La recette du miso rouge
(11% de sel) étape par étape :

Ingrédients :

❚ 666 g de soja sec

❚ 830 g de koji

❚ 266 g de sel

Tremper des haricots de soja dans l'eau pendant 24 heures. Enlever la mousse qui se forme sur le dessus au fur et à mesure.

Faire cuire le soja à la cocotte minute pendant environ 2 heures 

Ecraser bien les sojas à l’aide d’un presse purée jusqu’à obtenir une pâte homogène

Dans un autre récipient, décoller les grains de koji en les frottant entre les mains

• Mélanger le koji et le sel et frotter à nouveau entre les mains

Ajouter le mélange koji + sel à la pâte de soja tiède (40 degrés)
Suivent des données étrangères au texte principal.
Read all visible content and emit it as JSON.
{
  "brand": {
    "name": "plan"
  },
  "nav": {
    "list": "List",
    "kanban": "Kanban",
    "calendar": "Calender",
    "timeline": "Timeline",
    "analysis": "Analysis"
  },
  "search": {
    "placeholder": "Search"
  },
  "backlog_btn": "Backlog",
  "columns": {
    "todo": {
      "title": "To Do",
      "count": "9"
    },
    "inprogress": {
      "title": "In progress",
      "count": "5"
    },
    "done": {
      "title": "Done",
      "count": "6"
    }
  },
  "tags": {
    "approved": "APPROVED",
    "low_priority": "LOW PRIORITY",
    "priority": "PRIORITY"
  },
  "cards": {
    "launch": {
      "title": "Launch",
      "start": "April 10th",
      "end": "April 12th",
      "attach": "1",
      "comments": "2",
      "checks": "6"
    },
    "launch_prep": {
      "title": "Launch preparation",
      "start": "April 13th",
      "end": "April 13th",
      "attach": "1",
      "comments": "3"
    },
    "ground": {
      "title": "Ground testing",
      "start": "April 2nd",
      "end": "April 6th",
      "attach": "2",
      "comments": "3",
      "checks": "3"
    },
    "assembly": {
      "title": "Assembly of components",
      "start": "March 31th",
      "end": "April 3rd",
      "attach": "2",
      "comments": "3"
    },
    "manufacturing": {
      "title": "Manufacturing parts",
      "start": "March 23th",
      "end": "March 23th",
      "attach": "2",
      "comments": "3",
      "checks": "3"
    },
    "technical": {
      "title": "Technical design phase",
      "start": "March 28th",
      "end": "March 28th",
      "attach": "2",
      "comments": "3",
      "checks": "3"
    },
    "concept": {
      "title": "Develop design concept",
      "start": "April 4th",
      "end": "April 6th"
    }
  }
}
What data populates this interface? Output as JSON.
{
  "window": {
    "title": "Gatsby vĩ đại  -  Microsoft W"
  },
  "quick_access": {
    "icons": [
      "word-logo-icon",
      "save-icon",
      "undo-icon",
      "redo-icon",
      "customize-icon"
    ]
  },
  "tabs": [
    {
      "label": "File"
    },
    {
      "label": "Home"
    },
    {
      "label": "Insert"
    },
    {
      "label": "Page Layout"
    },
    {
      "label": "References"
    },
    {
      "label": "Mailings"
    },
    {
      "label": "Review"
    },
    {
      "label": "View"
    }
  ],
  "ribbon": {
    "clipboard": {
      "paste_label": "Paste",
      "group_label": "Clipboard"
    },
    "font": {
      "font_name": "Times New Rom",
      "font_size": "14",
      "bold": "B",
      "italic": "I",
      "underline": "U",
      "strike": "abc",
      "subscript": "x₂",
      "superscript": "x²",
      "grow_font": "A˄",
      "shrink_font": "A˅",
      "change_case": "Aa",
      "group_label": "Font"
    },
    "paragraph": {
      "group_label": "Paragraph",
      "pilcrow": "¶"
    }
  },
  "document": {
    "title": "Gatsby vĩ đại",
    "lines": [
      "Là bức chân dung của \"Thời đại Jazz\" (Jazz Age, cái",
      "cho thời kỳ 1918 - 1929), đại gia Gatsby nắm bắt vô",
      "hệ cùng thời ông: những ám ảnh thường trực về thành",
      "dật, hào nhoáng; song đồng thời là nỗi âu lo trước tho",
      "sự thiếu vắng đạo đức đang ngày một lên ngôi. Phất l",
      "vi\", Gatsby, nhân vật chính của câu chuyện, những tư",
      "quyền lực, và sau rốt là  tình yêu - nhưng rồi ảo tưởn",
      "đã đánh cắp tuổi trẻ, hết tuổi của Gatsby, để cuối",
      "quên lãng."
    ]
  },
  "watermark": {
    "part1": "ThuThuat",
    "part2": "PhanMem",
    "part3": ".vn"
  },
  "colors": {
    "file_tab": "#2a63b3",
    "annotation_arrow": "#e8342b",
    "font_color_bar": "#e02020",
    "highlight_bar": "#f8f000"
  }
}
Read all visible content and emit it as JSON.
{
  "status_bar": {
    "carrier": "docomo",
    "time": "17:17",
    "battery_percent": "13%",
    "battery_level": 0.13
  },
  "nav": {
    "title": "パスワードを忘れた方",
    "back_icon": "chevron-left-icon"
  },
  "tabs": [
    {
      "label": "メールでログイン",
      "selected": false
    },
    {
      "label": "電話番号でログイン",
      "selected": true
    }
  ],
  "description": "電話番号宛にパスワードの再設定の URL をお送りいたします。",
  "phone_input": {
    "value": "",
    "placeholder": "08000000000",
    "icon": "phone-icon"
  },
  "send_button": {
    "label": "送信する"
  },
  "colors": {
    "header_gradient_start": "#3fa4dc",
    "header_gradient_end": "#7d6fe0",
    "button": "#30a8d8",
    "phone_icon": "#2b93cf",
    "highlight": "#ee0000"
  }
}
Malaxer jusqu’à ce que la pâte durcisse

Transvaser la pâte obtenue dans un récipient rond en la lançant par petits paquets pour évacuer l’air. 

Nettoyer parfaitement les bords intérieurs et extérieurs du récipient et recouvrir le miso d’un film alimentaire.

Appuyer avec un chiffon sur le film pour bien enlever l'air et fermer avec un couvercle hermétique (la fermentation s’effectue sans oxygène).

Entreposer le miso à température ambiante à l’abri de la lumière entre 6 mois et 2 ans.